- Consensus secondary structure and sequence conservation of skipping-rope RNA

Identifiers
- Symbol: skipping-rope
- Rfam: RF02924

Other data
- RNA type: Gene; sRNA
- SO: SO:0005836
- PDB structures: PDBe

= Skipping-rope RNA motif =

The skipping-rope RNA motif is a conserved RNA structure that was discovered by bioinformatics.
skipping-rope motif RNAs are found in multiple phyla: Bacillota, Fusobacteriota, Pseudomonadota and Spirochaetota. A skipping-rope RNA was also found in a purified phage, specifically the phage Bacillus phage SPbeta, which infects Bacillus organisms that fit into the phylum Bacillota. Therefore, skipping-rope RNAs likely function, at least sometimes, to perform a function useful to phages.
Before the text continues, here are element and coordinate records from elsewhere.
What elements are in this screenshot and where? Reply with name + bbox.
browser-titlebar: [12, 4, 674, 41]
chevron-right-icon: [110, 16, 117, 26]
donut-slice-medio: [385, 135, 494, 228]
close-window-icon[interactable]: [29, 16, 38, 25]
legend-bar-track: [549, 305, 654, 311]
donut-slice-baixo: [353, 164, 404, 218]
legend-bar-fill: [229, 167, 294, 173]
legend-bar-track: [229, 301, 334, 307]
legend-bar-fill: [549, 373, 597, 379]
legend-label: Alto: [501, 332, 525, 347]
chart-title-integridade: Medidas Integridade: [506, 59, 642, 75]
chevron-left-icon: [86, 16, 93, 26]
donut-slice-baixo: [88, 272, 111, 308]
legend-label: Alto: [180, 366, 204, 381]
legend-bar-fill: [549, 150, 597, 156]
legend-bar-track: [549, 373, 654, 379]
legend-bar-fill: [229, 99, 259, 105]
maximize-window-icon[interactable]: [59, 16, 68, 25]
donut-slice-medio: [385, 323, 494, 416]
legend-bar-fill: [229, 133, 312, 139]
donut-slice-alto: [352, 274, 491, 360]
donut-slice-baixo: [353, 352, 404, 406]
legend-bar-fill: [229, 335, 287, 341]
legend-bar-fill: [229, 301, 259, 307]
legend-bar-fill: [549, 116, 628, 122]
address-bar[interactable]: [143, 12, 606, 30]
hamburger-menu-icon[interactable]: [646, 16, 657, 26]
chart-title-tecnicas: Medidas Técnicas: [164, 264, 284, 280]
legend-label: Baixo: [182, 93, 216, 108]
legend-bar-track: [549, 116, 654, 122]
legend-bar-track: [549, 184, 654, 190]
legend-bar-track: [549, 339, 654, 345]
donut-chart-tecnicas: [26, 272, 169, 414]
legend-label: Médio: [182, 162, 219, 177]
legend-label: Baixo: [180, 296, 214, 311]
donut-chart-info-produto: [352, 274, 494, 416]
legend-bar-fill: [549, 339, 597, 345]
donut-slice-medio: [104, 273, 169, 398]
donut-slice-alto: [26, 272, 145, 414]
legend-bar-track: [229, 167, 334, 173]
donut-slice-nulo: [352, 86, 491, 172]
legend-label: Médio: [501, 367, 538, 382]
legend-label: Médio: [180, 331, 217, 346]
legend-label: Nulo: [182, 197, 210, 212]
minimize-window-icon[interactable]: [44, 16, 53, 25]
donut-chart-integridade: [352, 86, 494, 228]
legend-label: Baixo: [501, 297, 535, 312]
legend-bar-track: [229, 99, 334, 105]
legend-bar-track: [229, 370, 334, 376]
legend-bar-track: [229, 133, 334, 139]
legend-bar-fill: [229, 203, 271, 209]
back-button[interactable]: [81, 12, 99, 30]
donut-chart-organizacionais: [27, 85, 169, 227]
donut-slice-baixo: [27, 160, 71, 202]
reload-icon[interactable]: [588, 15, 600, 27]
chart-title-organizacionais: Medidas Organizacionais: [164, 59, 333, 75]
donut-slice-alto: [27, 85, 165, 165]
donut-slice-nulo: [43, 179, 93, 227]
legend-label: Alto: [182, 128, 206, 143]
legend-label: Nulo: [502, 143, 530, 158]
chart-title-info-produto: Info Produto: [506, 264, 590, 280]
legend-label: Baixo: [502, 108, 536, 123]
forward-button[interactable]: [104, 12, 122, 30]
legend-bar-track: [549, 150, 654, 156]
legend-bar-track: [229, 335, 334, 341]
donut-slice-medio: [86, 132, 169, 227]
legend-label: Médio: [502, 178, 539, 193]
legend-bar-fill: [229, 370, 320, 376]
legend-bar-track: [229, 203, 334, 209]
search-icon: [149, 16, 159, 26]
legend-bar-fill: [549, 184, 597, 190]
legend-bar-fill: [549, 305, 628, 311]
skipping-rope RNAs likely function in trans as small RNAs, and are often immediately followed on their 3′ ends by Rho-independent transcription terminators. Genes that encode apparently homologous proteins are often located nearby to skipping-rope RNAs. These genes can occur 5′ or 3′ relative to the RNA, and on the same or opposite DNA strand. Occasionally, these proteins match the DUF3800 conserved protein domain, and so skipping-rope RNAs might be an example of DUF3800 RNA motifs. These properties are also similar to the Drum RNA motif.